The shop seemed to grow dim, despite the afternoon sunlight slanting in from the open door. I flicked a glance up at the ceiling, wondering if the lights of the chandelier were still on. When I looked up, I found the lights were still glowing. So why did this space seem as cramped and dark as a closed casket, all of a sudden?

“Declare myself?” I managed to ask, as I faced her again.

“Yes, declare yourself,” she said with a reproving tut. “Which side are you on, Gypsy girl?”

It was more her tone than the word, itself, that raised my hackles. Traveller blood ran thick in my veins, calling to long ago magic and adventures. While I didn’t roam from place to place the way my ancestors had, their magic was still in me, as much a part of me as my skin, hair, or eyes. I was used to the word ‘Gypsy’, had grown tired of trying to explain why it was technically a slur. The contempt in that one word allowed me to find my voice at last.

“I’m a descendent of the Scottish Travellers, Ophelia. I’d appreciate it if you’d call me by my name, or at least by the proper name of my people. And I am forty-three years old. I haven’t been a girl in a very long time.”

She didn’t backpedal or apologize. Instead, one corner of her withered mouth curled upward in the barest hint of a smile, but that was all the outward indication she gave that my impassioned speech had gotten through to her. The smile shifted lines in her face, casting more of those strange shadows into the deep creases.

“Strange that you’d be offended by the word ‘gypsy’,” she said, taking one shuffling step forward. She stood on tiptoe to reach one of my best-sellers from the shelf above her head. She rolled the antique eyedropper between her fingers and a shimmering green liquid splashed the sides in a merry dance as it settled. “Gypsy Magic, it’s called,” she said as she looked up at me.

“For divination, or spellwork.”

“Right. So what?”

Ophelia shrugged, and the exaggerated movement made the ruffles at her neck flop to one side. Had she always been this prickly? Maybe that was why no one had staged an intervention regarding her fashion sense.

“I’m merely trying to point out the hypocrisy in your feeble defense.”

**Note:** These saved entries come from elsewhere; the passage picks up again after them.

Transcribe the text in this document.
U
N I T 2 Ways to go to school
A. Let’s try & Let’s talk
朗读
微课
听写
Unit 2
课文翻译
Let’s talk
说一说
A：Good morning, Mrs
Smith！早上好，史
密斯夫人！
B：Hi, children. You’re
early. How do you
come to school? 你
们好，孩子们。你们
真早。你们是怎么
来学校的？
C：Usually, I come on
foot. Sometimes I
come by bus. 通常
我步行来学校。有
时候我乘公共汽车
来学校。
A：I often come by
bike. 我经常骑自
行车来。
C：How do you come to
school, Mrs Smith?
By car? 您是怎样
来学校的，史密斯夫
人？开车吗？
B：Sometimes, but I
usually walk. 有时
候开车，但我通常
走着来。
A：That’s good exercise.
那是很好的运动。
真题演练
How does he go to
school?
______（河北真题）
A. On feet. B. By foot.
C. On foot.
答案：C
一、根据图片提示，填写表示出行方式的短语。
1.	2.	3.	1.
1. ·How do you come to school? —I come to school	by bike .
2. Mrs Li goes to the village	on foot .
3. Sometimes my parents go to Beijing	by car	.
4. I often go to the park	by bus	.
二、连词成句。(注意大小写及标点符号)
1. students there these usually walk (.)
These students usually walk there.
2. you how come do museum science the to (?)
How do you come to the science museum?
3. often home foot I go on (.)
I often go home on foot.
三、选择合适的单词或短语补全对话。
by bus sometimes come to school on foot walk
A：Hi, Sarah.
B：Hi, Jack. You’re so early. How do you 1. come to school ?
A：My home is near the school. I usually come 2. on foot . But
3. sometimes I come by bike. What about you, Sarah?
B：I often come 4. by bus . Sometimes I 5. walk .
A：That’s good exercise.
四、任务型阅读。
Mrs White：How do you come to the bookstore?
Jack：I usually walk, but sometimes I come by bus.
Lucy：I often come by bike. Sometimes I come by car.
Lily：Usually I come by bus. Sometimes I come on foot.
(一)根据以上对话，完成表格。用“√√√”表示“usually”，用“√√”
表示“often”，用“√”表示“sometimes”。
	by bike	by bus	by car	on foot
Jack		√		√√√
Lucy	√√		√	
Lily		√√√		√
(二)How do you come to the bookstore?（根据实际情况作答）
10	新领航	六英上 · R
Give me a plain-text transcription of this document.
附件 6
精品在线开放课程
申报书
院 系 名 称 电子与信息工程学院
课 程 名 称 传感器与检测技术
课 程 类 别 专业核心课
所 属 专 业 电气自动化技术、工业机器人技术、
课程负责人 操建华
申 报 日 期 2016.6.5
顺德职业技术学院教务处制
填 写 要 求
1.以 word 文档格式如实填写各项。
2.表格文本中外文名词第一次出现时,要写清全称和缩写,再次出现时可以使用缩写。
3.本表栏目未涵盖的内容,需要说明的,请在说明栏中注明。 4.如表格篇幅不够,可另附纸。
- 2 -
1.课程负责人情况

“It wasn’t the word that offended me… it was the way you said it,” I snapped, finding some volume at last. I was angry. Angry she’d cornered me in my own shop, and talked down to me.

I stalked over to her and snatched the bottle of Gypsy Magic from her hand. I set it down, none-too-gently, on the shelf above our heads. “I’m sure you didn’t come into my store to buy something,” I started.

It was then that I had to fight not to draw back. Beneath the overpowering chemical scent of musk was something worse. A note of sweet decay, like I’d smelled once under GG’s peach tree. The peaches had fallen early, and we missed our chance to gather them for pie-making. By the time we’d found them, they were rotting, brown sides caving in, drawing in flies by the millions.